In the scene which follows the banquet, Shakspeare brings the witches and their mistress Hecate together. The stage direction, "Enter Hecate to the other three witches," simply includes her as one witch more. She has a Greek name that was representative of the Moon in her baleful and haunting phase. But on this Northern heath she displays a genuine Celtic temper, and scolds the witches for having unbidden dealings with Macbeth; while she, "the close contriver of all harms," was never called to bear her part. Of course not, as Macbeth's imagination had no personal rapport with her; and all that Shakspeare wants of her is to keep the popular witch-element upon the stage, and set it to creating "artificial sprites" in collusion with the greater incantation in Macbeth's heart. The witches provide him nothing but the cave and the cauldron. The scene never rises into dignity until he arrives. Three old women, hovering around a kettle, throw in a number of nauseous curiosities which they have got by foraging in disreputable quarters: they stir the slab gruel to verses which are as realistic as a wooden spoon; yet neither Middleton nor any other of Shakspeare's contemporaries, save Marlowe perhaps, could have written them.
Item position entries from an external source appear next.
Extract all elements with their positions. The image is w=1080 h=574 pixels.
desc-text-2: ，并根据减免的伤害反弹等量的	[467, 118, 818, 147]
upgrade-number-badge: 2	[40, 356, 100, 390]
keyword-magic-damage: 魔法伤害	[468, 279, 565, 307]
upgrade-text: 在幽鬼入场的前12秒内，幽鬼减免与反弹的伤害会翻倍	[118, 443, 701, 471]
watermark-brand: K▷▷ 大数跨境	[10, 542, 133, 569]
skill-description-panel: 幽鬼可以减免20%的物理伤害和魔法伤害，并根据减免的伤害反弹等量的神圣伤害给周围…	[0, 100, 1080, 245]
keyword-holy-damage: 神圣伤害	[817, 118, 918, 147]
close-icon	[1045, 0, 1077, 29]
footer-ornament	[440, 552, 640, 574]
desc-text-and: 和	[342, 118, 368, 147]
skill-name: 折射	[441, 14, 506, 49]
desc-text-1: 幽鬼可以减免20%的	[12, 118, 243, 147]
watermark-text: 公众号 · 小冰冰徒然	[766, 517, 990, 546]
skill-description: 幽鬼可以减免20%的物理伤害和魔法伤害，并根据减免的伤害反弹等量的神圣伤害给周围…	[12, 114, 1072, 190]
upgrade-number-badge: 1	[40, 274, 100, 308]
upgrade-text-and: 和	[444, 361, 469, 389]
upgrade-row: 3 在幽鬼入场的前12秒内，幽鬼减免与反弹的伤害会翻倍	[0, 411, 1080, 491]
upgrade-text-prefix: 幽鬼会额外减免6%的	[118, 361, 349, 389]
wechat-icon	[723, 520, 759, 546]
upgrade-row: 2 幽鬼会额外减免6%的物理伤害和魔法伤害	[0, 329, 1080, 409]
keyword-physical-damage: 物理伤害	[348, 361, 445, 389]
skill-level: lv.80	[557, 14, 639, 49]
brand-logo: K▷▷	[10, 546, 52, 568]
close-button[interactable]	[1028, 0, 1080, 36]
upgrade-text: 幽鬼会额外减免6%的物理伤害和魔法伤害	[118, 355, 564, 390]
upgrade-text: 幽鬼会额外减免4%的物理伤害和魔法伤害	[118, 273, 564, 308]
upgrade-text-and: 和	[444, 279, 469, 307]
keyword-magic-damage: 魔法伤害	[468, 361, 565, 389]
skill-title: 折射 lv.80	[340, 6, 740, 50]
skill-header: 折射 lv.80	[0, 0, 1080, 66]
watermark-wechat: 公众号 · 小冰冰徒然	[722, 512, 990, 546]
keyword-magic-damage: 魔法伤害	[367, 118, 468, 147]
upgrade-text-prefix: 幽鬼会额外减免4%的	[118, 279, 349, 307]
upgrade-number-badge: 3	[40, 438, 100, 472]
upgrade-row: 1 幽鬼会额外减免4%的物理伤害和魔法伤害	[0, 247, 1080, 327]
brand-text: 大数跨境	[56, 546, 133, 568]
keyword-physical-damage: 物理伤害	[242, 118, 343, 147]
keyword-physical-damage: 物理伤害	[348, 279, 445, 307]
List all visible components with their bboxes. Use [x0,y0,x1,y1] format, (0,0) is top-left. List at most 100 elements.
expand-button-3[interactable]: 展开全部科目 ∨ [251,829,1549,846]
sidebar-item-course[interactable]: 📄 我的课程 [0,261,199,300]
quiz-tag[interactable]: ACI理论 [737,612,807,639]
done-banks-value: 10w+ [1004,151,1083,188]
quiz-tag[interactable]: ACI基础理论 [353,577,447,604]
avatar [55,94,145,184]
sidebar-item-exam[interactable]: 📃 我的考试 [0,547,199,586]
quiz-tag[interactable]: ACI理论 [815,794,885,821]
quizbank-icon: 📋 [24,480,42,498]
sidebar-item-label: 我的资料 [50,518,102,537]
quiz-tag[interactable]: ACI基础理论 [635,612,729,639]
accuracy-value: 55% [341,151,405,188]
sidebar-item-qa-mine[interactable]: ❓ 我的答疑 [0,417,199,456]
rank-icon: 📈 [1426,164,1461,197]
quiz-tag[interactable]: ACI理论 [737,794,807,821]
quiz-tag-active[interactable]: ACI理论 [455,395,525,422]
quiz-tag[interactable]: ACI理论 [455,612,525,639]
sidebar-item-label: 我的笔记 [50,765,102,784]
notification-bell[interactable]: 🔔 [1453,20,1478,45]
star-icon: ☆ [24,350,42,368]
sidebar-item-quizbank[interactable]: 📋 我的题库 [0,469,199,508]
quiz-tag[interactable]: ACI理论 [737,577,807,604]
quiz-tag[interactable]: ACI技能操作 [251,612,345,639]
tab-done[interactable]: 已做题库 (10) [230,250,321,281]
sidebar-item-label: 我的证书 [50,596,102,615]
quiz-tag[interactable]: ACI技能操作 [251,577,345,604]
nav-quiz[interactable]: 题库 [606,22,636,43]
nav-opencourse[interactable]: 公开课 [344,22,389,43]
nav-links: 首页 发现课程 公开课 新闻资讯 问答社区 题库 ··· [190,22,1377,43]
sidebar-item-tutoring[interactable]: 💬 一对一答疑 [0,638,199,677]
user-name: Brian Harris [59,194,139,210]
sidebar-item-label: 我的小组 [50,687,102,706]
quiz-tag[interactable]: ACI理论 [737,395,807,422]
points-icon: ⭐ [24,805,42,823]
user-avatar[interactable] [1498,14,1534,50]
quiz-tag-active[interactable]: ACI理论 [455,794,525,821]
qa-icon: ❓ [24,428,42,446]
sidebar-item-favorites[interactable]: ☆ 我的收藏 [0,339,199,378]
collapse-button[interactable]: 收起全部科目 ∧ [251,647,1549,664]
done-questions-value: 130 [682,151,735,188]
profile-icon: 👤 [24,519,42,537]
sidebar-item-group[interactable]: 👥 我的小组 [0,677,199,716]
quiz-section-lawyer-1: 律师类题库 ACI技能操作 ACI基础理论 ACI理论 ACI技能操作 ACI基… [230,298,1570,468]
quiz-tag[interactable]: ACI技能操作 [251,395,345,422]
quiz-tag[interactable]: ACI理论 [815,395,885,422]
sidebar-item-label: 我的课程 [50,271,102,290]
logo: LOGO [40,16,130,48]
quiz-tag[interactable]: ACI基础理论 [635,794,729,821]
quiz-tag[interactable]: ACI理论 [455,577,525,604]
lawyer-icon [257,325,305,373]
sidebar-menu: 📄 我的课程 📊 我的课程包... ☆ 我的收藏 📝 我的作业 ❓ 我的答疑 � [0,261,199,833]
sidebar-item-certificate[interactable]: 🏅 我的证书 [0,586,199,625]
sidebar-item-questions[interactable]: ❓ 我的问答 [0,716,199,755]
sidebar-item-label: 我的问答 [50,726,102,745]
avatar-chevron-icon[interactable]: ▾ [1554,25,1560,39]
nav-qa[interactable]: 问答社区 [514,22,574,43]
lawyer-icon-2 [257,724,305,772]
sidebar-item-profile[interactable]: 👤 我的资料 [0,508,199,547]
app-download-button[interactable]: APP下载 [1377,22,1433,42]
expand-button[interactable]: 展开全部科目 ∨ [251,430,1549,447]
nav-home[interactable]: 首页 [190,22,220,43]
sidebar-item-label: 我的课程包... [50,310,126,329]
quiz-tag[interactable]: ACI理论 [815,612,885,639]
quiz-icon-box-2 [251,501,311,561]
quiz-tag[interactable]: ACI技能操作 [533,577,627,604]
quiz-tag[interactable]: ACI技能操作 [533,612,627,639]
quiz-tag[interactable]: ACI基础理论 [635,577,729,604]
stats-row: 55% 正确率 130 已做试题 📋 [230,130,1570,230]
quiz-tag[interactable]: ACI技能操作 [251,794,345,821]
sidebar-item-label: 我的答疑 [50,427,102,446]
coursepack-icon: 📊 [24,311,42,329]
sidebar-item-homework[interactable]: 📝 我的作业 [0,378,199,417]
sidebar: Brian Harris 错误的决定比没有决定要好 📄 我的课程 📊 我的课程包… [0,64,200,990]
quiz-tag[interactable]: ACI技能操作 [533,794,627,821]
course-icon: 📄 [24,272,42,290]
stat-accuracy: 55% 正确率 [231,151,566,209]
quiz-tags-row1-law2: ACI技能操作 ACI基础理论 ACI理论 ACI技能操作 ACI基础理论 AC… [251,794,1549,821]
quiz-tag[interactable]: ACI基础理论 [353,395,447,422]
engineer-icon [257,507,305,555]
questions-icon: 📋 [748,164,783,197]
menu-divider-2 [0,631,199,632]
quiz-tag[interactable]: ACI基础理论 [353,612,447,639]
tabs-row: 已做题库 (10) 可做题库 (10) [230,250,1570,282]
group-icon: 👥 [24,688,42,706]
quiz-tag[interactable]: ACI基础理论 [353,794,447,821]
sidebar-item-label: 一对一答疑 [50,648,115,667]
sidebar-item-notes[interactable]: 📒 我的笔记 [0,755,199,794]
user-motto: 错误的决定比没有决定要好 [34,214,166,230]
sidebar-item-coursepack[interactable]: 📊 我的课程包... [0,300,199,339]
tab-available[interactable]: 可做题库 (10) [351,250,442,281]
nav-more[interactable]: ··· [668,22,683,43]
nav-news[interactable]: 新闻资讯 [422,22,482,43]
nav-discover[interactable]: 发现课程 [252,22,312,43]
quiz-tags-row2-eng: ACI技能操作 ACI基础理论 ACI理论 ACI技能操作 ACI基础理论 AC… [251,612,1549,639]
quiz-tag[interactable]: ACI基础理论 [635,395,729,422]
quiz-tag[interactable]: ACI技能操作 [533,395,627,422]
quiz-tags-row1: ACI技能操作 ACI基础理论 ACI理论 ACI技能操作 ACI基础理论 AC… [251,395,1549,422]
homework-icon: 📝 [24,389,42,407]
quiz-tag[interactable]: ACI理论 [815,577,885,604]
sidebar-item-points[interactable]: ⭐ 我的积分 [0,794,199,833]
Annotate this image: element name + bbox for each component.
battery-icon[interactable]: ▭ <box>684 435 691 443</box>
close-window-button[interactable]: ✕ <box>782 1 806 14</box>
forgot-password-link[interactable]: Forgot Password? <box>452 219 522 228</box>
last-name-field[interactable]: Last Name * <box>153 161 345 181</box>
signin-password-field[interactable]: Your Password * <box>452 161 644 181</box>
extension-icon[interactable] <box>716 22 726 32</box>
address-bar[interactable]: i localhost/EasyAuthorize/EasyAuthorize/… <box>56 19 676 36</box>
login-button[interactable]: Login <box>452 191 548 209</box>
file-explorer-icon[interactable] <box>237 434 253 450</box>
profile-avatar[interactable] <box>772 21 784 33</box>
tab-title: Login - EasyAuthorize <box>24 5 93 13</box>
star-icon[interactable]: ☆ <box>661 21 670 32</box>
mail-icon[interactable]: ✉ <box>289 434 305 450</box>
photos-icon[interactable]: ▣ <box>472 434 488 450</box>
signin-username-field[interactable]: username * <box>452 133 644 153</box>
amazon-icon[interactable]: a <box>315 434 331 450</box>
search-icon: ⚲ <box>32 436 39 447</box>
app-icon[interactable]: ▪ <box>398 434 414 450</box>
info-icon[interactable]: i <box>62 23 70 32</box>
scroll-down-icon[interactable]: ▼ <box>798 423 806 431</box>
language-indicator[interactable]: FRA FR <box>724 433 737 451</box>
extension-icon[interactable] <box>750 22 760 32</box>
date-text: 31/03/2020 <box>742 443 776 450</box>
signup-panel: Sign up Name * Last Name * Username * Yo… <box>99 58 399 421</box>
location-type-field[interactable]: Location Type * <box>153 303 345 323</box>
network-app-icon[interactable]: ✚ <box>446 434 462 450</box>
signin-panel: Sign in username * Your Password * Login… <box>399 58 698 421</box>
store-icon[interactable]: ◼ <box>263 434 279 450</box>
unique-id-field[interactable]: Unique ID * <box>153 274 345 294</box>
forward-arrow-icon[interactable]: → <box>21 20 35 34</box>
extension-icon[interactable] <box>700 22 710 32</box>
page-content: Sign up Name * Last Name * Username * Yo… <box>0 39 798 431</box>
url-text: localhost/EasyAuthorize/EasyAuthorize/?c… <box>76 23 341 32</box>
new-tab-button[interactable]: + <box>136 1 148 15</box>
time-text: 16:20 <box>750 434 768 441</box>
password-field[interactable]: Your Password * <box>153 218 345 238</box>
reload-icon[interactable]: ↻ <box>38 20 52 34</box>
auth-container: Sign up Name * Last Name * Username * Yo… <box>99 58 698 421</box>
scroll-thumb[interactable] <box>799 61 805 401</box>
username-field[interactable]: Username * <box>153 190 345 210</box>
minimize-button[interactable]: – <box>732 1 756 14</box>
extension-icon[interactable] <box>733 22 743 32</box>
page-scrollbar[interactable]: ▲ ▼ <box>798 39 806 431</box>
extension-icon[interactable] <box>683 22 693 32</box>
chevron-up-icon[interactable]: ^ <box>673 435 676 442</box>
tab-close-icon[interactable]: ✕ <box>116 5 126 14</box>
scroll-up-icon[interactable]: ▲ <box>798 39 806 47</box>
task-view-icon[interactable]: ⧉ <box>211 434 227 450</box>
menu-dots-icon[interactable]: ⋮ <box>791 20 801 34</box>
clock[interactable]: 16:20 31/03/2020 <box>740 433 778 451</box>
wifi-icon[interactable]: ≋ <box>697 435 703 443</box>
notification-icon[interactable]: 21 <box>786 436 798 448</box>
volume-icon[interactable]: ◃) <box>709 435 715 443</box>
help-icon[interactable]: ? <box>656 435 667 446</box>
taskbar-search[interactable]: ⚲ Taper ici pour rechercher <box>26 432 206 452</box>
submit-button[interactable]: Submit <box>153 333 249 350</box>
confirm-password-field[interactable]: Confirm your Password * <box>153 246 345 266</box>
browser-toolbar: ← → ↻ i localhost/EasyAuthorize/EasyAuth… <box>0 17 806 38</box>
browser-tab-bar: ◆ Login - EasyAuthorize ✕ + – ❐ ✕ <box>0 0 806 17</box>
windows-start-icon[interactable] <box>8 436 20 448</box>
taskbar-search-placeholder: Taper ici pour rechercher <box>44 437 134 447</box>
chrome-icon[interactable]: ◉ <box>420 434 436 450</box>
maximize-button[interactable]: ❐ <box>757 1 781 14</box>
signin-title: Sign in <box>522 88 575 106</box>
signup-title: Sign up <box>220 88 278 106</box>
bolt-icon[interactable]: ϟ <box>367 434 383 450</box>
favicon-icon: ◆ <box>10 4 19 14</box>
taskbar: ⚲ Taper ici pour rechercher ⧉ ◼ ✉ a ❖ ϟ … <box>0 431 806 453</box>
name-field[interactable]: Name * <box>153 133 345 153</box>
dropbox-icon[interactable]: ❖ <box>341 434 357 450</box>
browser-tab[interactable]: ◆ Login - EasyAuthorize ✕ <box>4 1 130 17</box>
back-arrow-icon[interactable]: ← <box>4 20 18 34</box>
But mark how the tone alters when Macbeth comes to conjure with them. What is it they do? "A deed without a name." Then there is only one more culinary interruption; but we shudder and cannot sneer, for it uses an ingredient furnished by a man who has committed crimes against nature: the spell catches the drippings of a murderer's gibbet. Macbeth's secret divinings of the future fill the scene: the visions incorporate his own anxiety. Out of his perturbed soul rise the armed head, the bloody child. He reassures himself with the phantom of a child crowned, with a tree in his hand, and misinterprets it into a "sweet bodement" of safety, so long as trees do not take to travelling. But the recollection of Banquo is the great disturber: that spirit sits at every feast of solace which the King partakes. His heart "throbs to know one thing:" Will Banquo's issue ever reign? The King's flaming soul throws shadows on the screen of his dread,—a show of kings, Banquo first and last, eight of them between Banquo blood-bolter'd and Banquo crowned. But the Banquo that smiles is bathed in blood. Blood let it be, then.